Ra’fat left and Salah closed the door behind him then went up the stairs leading to the bedroom, trying not to make any noise, so as not to wake up Chris. He took off his silk robe and hung it on the clothes rack and sneaked quietly into bed next to her. There was a faint light from a small side lamp that Chris left on at night because she was afraid of the dark. He stared at the ceiling and saw the shadows as if they were ghosts prancing about. Suddenly he felt pity for Ra’fat. He understood him well. Ra’fat couldn’t stand the idea that his daughter was in love with another man. He was in the grips of deathly jealousy toward Jeff. That was the truth. Dostoevsky has written in one of his novels that every father in the world harbored deep-seated hatred for his daughter’s husband no matter how much he pretended otherwise. Ra’fat’s problem, however, was much more complicated: he couldn’t bear the idea of his daughter having a relationship outside marriage, for despite his harangues in defense of Western culture, he still had the mentality of the Eastern man which he attacked and mocked. Salah said to himself: Maybe I’m lucky I didn’t have any children. To be barren is better than to be in Ra’fat’s shoes right now. But Ra’fat’s problem is inherent in his own personality. Many Egyptians have fathered children in America and were able to maintain a balance between the two cultures. But Ra’fat despises his culture and yet carries it within him at the same time, which complicates matters. “Poor Ra’fat,” he whispered in English, then caught a glimpse of the alarm clock and was dismayed to find that it was one in the morning. He had only a few hours to sleep. He got under the covers, turned on his side, assumed a fetal position, covered his head with the pillow, closed his eyes, and started gradually to feel that comfortable darkness of sleep. But Chris, lying next to him, suddenly coughed and moved. There was something rigid about her movement that told him she was awake. He ignored her and tried to fall asleep, but she turned toward him and embraced him under the covers, and when she kissed him he could smell alcohol on her breath and whispered in alarm, “Have you had more to drink?”
She clung to him and began to embrace and kiss him, panting. He tried to speak, but she placed her hand gently on his lips, and her face in the soft light for the first time seemed to be burning. He felt her hand sneaking between his thighs as she whispered while bringing her lips close to his mouth, “I miss you.”
Chapter 7
Tariq stood on the alert, staring at Shaymaa as if he were a goalkeeper expecting the ball to strike from any direction, ready to catch it or deflect it in an instant.
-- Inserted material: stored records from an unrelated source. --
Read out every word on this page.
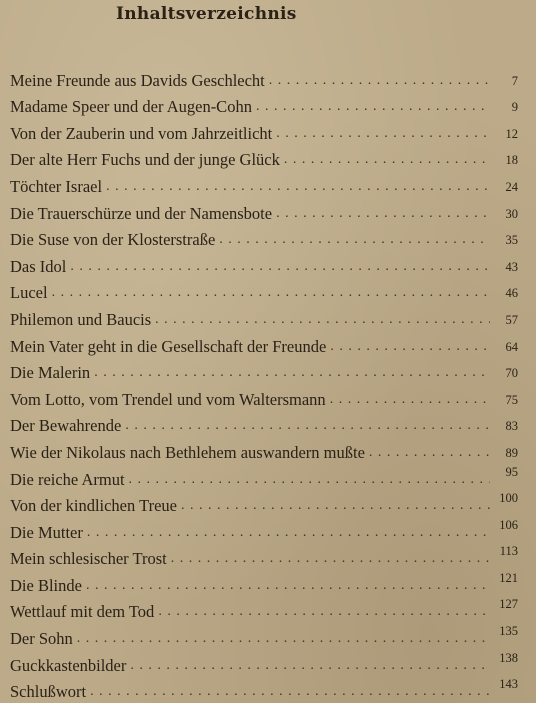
Inhaltsverzeichnis
Meine Freunde aus Davids Geschlecht . . .	7
Madame Speer und der Augen-Cohn . . .	9
Von der Zauberin und vom Jahrzeitlicht . . .	12
Der alte Herr Fuchs und der junge Glück . . .	18
Töchter Israel . . .	24
Die Trauerschürze und der Namensbote . . .	30
Die Suse von der Klosterstraße . . .	35
Das Idol . . .	43
Lucel . . .	46
Philemon und Baucis . . .	57
Mein Vater geht in die Gesellschaft der Freunde . . .	64
Die Malerin . . .	70
Vom Lotto, vom Trendel und vom Waltersmann . . .	75
Der Bewahrende . . .	83
Wie der Nikolaus nach Bethlehem auswandern mußte . . .	89
Die reiche Armut . . .	95
Von der kindlichen Treue . . .	100
Die Mutter . . .	106
Mein schlesischer Trost . . .	113
Die Blinde . . .	121
Wettlauf mit dem Tod . . .	127
Der Sohn . . .	135
Guckkastenbilder . . .	138
Schlußwort . . .	143
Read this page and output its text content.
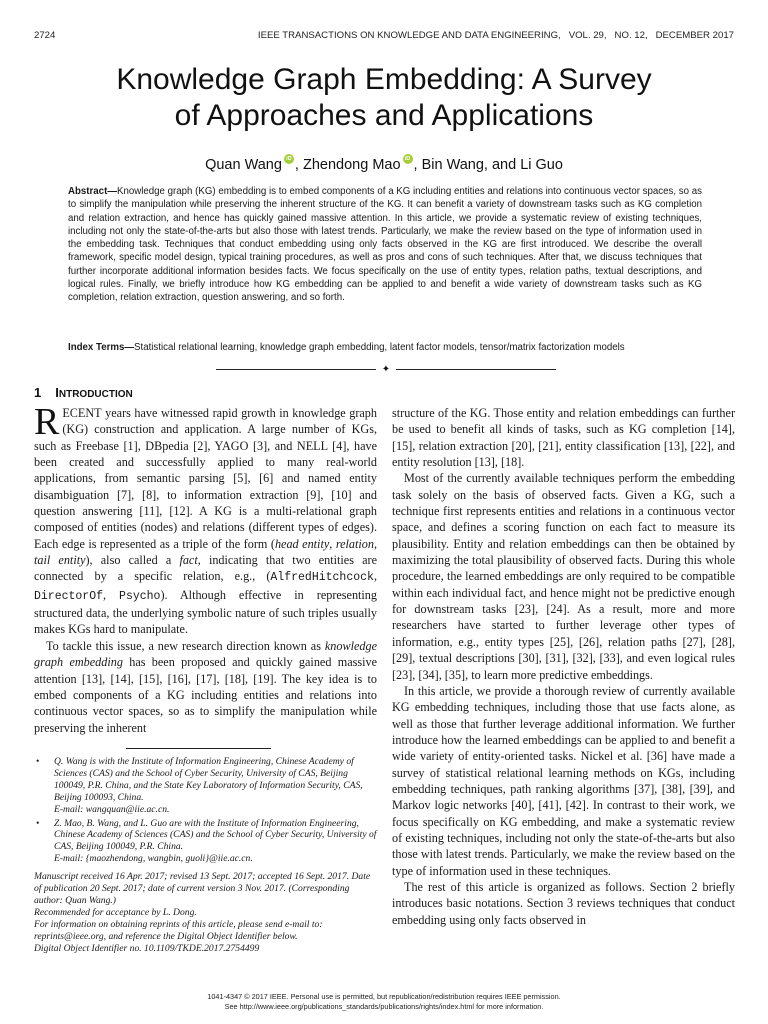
2724	IEEE TRANSACTIONS ON KNOWLEDGE AND DATA ENGINEERING,   VOL. 29,   NO. 12,   DECEMBER 2017
Knowledge Graph Embedding: A Survey
of Approaches and Applications
Quan Wang iD , Zhendong Mao iD , Bin Wang, and Li Guo
Abstract—Knowledge graph (KG) embedding is to embed components of a KG including entities and relations into continuous vector spaces, so as to simplify the manipulation while preserving the inherent structure of the KG. It can benefit a variety of downstream tasks such as KG completion and relation extraction, and hence has quickly gained massive attention. In this article, we provide a systematic review of existing techniques, including not only the state-of-the-arts but also those with latest trends. Particularly, we make the review based on the type of information used in the embedding task. Techniques that conduct embedding using only facts observed in the KG are first introduced. We describe the overall framework, specific model design, typical training procedures, as well as pros and cons of such techniques. After that, we discuss techniques that further incorporate additional information besides facts. We focus specifically on the use of entity types, relation paths, textual descriptions, and logical rules. Finally, we briefly introduce how KG embedding can be applied to and benefit a wide variety of downstream tasks such as KG completion, relation extraction, question answering, and so forth.
Index Terms—Statistical relational learning, knowledge graph embedding, latent factor models, tensor/matrix factorization models
✦
1 INTRODUCTION

RECENT years have witnessed rapid growth in knowledge graph (KG) construction and application. A large number of KGs, such as Freebase [1], DBpedia [2], YAGO [3], and NELL [4], have been created and successfully applied to many real-world applications, from semantic parsing [5], [6] and named entity disambiguation [7], [8], to information extraction [9], [10] and question answering [11], [12]. A KG is a multi-relational graph composed of entities (nodes) and relations (different types of edges). Each edge is represented as a triple of the form (head entity, relation, tail entity), also called a fact, indicating that two entities are connected by a specific relation, e.g., (AlfredHitchcock, DirectorOf, Psycho). Although effective in representing structured data, the underlying symbolic nature of such triples usually makes KGs hard to manipulate.

To tackle this issue, a new research direction known as knowledge graph embedding has been proposed and quickly gained massive attention [13], [14], [15], [16], [17], [18], [19]. The key idea is to embed components of a KG including entities and relations into continuous vector spaces, so as to simplify the manipulation while preserving the inherent

• Q. Wang is with the Institute of Information Engineering, Chinese Academy of Sciences (CAS) and the School of Cyber Security, University of CAS, Beijing 100049, P.R. China, and the State Key Laboratory of Information Security, CAS, Beijing 100093, China.
E-mail: wangquan@iie.ac.cn.
• Z. Mao, B. Wang, and L. Guo are with the Institute of Information Engineering, Chinese Academy of Sciences (CAS) and the School of Cyber Security, University of CAS, Beijing 100049, P.R. China.
E-mail: {maozhendong, wangbin, guoli}@iie.ac.cn.
Manuscript received 16 Apr. 2017; revised 13 Sept. 2017; accepted 16 Sept. 2017. Date of publication 20 Sept. 2017; date of current version 3 Nov. 2017. (Corresponding author: Quan Wang.)
Recommended for acceptance by L. Dong.
For information on obtaining reprints of this article, please send e-mail to: reprints@ieee.org, and reference the Digital Object Identifier below.
Digital Object Identifier no. 10.1109/TKDE.2017.2754499

structure of the KG. Those entity and relation embeddings can further be used to benefit all kinds of tasks, such as KG completion [14], [15], relation extraction [20], [21], entity classification [13], [22], and entity resolution [13], [18].

Most of the currently available techniques perform the embedding task solely on the basis of observed facts. Given a KG, such a technique first represents entities and relations in a continuous vector space, and defines a scoring function on each fact to measure its plausibility. Entity and relation embeddings can then be obtained by maximizing the total plausibility of observed facts. During this whole procedure, the learned embeddings are only required to be compatible within each individual fact, and hence might not be predictive enough for downstream tasks [23], [24]. As a result, more and more researchers have started to further leverage other types of information, e.g., entity types [25], [26], relation paths [27], [28], [29], textual descriptions [30], [31], [32], [33], and even logical rules [23], [34], [35], to learn more predictive embeddings.

In this article, we provide a thorough review of currently available KG embedding techniques, including those that use facts alone, as well as those that further leverage additional information. We further introduce how the learned embeddings can be applied to and benefit a wide variety of entity-oriented tasks. Nickel et al. [36] have made a survey of statistical relational learning methods on KGs, including embedding techniques, path ranking algorithms [37], [38], [39], and Markov logic networks [40], [41], [42]. In contrast to their work, we focus specifically on KG embedding, and make a systematic review of existing techniques, including not only the state-of-the-arts but also those with latest trends. Particularly, we make the review based on the type of information used in these techniques.

The rest of this article is organized as follows. Section 2 briefly introduces basic notations. Section 3 reviews techniques that conduct embedding using only facts observed in

1041-4347 © 2017 IEEE. Personal use is permitted, but republication/redistribution requires IEEE permission.
See http://www.ieee.org/publications_standards/publications/rights/index.html for more information.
He was waiting for any word from her to refute and to mock. But she did something he did not expect: her features suddenly contracted, then she started to sob like a lost child, her whole body shaking. He looked at her not knowing what to do, and then said in a voice that sounded strange to his ears, “Enough, Doctor. It all ended well, thank God.”
“I am tired. I can’t take it anymore. Tomorrow I’ll withdraw from the scholarship and go back to Egypt.”
“Don’t be hasty.”
“I’ve made up my mind. It’s settled.”
“Remember that you’d be getting a doctorate from Illinois. Think how hard you’ve worked for this scholarship and how many of your colleagues in Tanta wish to be in your place.”
Shaymaa bowed her head, and it seemed to him that she’d calmed down a little, so he added, “Don’t give in to bad thoughts.”
“What should I do?”
“Get accustomed to your new life.”
“I tried and I failed.”
“Do you have any problems at school?”
“No, thank God.”
“What’s the problem then?”
She spoke in a soft voice, as if talking to herself, “I am completely alone here, Dr. Tariq. I have no friends or acquaintances. I don’t know how to deal with the Americans. I don’t understand them. All my life I had a perfect score in my English language classes, but here they speak another kind of English. They speak so fast and they swallow some of the letters so I don’t understand what they say.”
Tariq interrupted her, “You’re feeling homesick, and being out of place here is quite natural. As for the language problem, we’ve all faced it at the beginning. I advise you to watch television a lot so you’ll get used to the American accent.”
“Even if my language improves, that won’t change anything. I feel I am an outcast in this country. Americans shy away from me because I am Arab and because I am veiled. At the airport they interrogated me as if I were a criminal. At school the students make fun of me when they see me. Did you see how that policeman treated me?”
“That’s not your problem alone. We all face unpleasant situations. The image of Muslims here suffered a lot after 9/11.”
“What have I done wrong?”
“Put yourself in their place. Ordinary Americans know almost nothing about Islam. In their minds Islam is associated with terrorism and killing.”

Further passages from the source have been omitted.